O grande mérito do documentário de José Carlos Asbeg, orçado em R$ 1,6 milhão, é contar a história da primeira copa conquistada pelo País não apenas pelo depoimento dos jogadores e da comissão técnica brasileira, mas em entrevistas com membros de todos os times que o Brasil enfrentou. Em um dos momentos hilários, um dos suecos derrotados na final sugere que o único jeito de parar Garrincha seria distribuir armas de fogo entre os jogadores e apontá-las simultaneamente para o brasileiro. A parte interessante do filme, porém, acaba aí.
Ao optar por reconstruir trechos, que são inseridos entre as imagens de época, como um detalhe dos pés de Didi ao chutar no estilo ''folha seca'', o filme cria o que, por momentos, chega a ser constrangedor - caso das cenas em que Nelson Rodrigues, aqui não como dramaturgo, mas cronista esportivo, é revivido à meia-luz, uma máquina de escrever e um cigarro. O tom ufanista que o longa-metragem assume, especialmente em seu final, traz à tona a idéia de que a solução do País está no futebol e revela a pobreza ideológica do filme.

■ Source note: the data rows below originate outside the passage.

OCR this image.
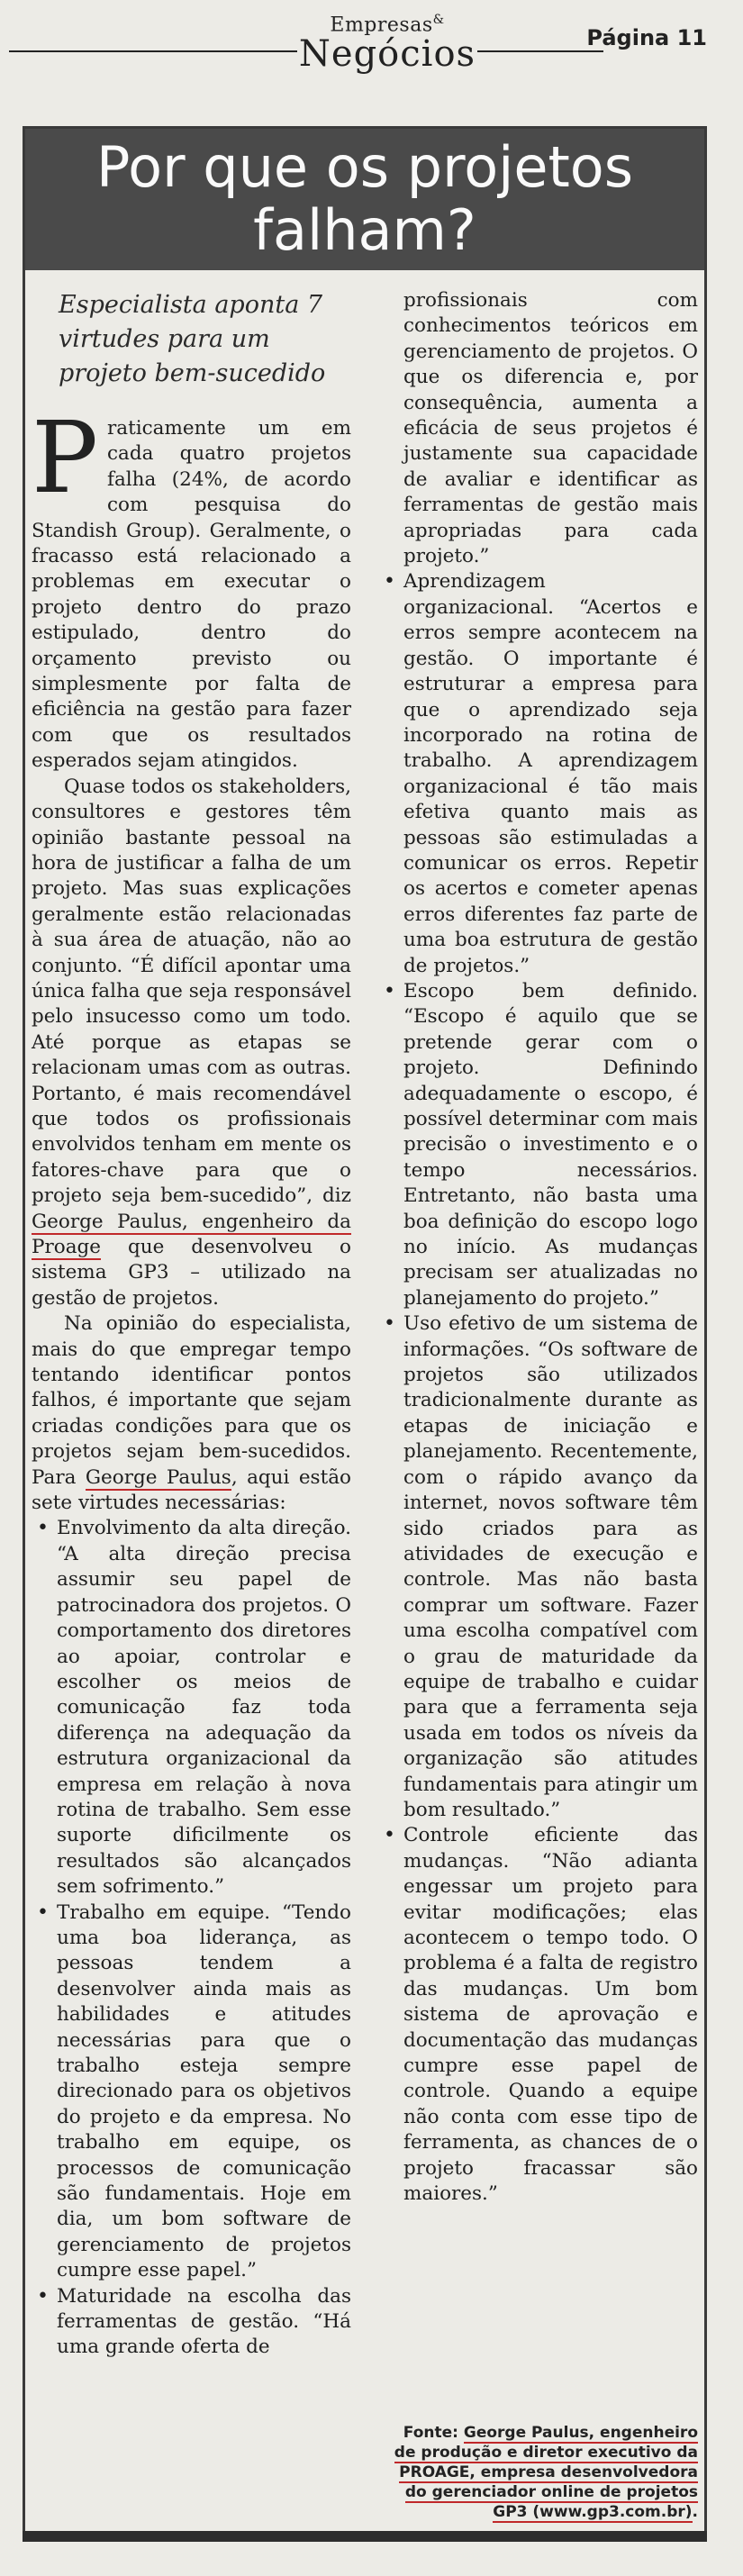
Empresas&
Negócios	Página 11
Por que os projetos falham?
Especialista aponta 7 virtudes para um projeto bem-sucedido

Praticamente um em cada quatro projetos falha (24%, de acordo com pesquisa do Standish Group). Geralmente, o fracasso está relacionado a problemas em executar o projeto dentro do prazo estipulado, dentro do orçamento previsto ou simplesmente por falta de eficiência na gestão para fazer com que os resultados esperados sejam atingidos.

Quase todos os stakeholders, consultores e gestores têm opinião bastante pessoal na hora de justificar a falha de um projeto. Mas suas explicações geralmente estão relacionadas à sua área de atuação, não ao conjunto. “É difícil apontar uma única falha que seja responsável pelo insucesso como um todo. Até porque as etapas se relacionam umas com as outras. Portanto, é mais recomendável que todos os profissionais envolvidos tenham em mente os fatores-chave para que o projeto seja bem-sucedido”, diz George Paulus, engenheiro da Proage que desenvolveu o sistema GP3 – utilizado na gestão de projetos.

Na opinião do especialista, mais do que empregar tempo tentando identificar pontos falhos, é importante que sejam criadas condições para que os projetos sejam bem-sucedidos. Para George Paulus, aqui estão sete virtudes necessárias:

• Envolvimento da alta direção. “A alta direção precisa assumir seu papel de patrocinadora dos projetos. O comportamento dos diretores ao apoiar, controlar e escolher os meios de comunicação faz toda diferença na adequação da estrutura organizacional da empresa em relação à nova rotina de trabalho. Sem esse suporte dificilmente os resultados são alcançados sem sofrimento.”
• Trabalho em equipe. “Tendo uma boa liderança, as pessoas tendem a desenvolver ainda mais as habilidades e atitudes necessárias para que o trabalho esteja sempre direcionado para os objetivos do projeto e da empresa. No trabalho em equipe, os processos de comunicação são fundamentais. Hoje em dia, um bom software de gerenciamento de projetos cumpre esse papel.”
• Maturidade na escolha das ferramentas de gestão. “Há uma grande oferta de

profissionais com conhecimentos teóricos em gerenciamento de projetos. O que os diferencia e, por consequência, aumenta a eficácia de seus projetos é justamente sua capacidade de avaliar e identificar as ferramentas de gestão mais apropriadas para cada projeto.”

• Aprendizagem organizacional. “Acertos e erros sempre acontecem na gestão. O importante é estruturar a empresa para que o aprendizado seja incorporado na rotina de trabalho. A aprendizagem organizacional é tão mais efetiva quanto mais as pessoas são estimuladas a comunicar os erros. Repetir os acertos e cometer apenas erros diferentes faz parte de uma boa estrutura de gestão de projetos.”
• Escopo bem definido. “Escopo é aquilo que se pretende gerar com o projeto. Definindo adequadamente o escopo, é possível determinar com mais precisão o investimento e o tempo necessários. Entretanto, não basta uma boa definição do escopo logo no início. As mudanças precisam ser atualizadas no planejamento do projeto.”
• Uso efetivo de um sistema de informações. “Os software de projetos são utilizados tradicionalmente durante as etapas de iniciação e planejamento. Recentemente, com o rápido avanço da internet, novos software têm sido criados para as atividades de execução e controle. Mas não basta comprar um software. Fazer uma escolha compatível com o grau de maturidade da equipe de trabalho e cuidar para que a ferramenta seja usada em todos os níveis da organização são atitudes fundamentais para atingir um bom resultado.”
• Controle eficiente das mudanças. “Não adianta engessar um projeto para evitar modificações; elas acontecem o tempo todo. O problema é a falta de registro das mudanças. Um bom sistema de aprovação e documentação das mudanças cumpre esse papel de controle. Quando a equipe não conta com esse tipo de ferramenta, as chances de o projeto fracassar são maiores.”
Fonte: George Paulus, engenheiro de produção e diretor executivo da PROAGE, empresa desenvolvedora do gerenciador online de projetos GP3 (www.gp3.com.br).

O filme ganha quando se considera sua importância histórica, as imagens de época e os depoimentos, a exemplo do russo contando que, após a derrota contra o Brasil na fase de grupos, um colega atirou a chuteira longe e disse ''desisto, futebol é o que eles jogam''. Sua estrutura, de usar a partida final contra a Suécia como mote narrativo, parece uma boa idéia. Mas a capacidade limitada enquanto cinema naufraga todas as possíveis boas intenções.